Created on 07-25-2015 07:40 AM - edited 09-16-2022 02:35 AM
Hi guys,
I am trying to create a thread that creates a Data Frame from a text file and shows its content using the following code. It compiles successfully, but throws Task Not Serializable exception when I run it.
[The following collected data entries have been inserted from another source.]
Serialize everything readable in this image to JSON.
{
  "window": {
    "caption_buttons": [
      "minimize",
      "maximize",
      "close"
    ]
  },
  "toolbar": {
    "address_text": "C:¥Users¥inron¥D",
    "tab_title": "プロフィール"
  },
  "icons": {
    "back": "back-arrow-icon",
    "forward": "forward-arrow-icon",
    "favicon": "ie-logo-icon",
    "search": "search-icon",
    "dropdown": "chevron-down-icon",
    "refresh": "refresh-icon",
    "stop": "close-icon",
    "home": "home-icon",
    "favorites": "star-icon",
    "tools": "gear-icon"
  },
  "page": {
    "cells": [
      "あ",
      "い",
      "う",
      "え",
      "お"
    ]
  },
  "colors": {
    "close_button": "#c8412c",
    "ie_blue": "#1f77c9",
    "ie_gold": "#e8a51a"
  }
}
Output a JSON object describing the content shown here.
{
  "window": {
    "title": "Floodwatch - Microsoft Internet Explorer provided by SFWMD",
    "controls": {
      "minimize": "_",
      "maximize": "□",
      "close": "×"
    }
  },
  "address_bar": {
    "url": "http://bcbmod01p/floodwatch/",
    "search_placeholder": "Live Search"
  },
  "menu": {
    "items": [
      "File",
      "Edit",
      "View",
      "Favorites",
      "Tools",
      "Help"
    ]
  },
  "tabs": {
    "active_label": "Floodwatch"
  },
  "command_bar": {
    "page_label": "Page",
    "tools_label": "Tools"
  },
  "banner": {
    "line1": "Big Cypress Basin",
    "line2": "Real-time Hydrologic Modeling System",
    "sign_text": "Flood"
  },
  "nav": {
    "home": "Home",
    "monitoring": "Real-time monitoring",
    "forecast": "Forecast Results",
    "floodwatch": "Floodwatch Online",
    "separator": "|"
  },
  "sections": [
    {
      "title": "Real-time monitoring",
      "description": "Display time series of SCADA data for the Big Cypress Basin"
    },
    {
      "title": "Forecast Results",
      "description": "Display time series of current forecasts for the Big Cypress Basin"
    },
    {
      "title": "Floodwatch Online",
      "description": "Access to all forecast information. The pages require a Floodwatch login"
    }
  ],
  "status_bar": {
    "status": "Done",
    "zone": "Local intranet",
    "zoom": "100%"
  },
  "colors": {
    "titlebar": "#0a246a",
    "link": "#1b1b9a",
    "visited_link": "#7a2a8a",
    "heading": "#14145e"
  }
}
Any suggestion how to make it work?
Thanks for your time in advance.
import org.apache.spark.SparkContext
import org.apache.spark.SparkContext._
import org.apache.spark.sql._
import org.apache.spark.SparkConf
import sys.process._
class cc extends Runnable{
case class DimC(ID:Int, Name:String, City:String, EffectiveFrom:Int, EffectiveTo:Int)
val conf = new SparkConf().setAppName("LoadDW")
val sc = new SparkContext(conf)
val sqlContext= new org.apache.spark.sql.SQLContext(sc)
import sqlContext.implicits._
override def run(): Unit = {
var fileName = "DimCustomer.txt"
val fDimCustomer = sc.textFile("DimCustomer.txt")
println("----->>>>>>IN\n")
var dimCustomer1 = fDimCustomer.map(_.split(',')).map(r=>DimC(r(0).toInt,r(1),r(2),r(3).toInt,r(4).toInt)).toDF
dimCustomer1.registerTempTable("Cust_1")
val customers = sqlContext.sql("select * from Cust_1")
customers.show()
}
}
object pp extends App {
val cp = new cc()
val rThread = new Thread (cp)
rThread.start()
}
Created 07-26-2015 02:20 AM
I don't think that was the problem, I changed the code as below and it worked.
The issue was in toDF method:
import org.apache.spark.SparkContext
import org.apache.spark.SparkContext._
import org.apache.spark.sql._
import org.apache.spark.sql.types._
import org.apache.spark.SparkConf
import sys.process._
class cc extends Runnable{
val conf = new SparkConf().setAppName("LoadDW")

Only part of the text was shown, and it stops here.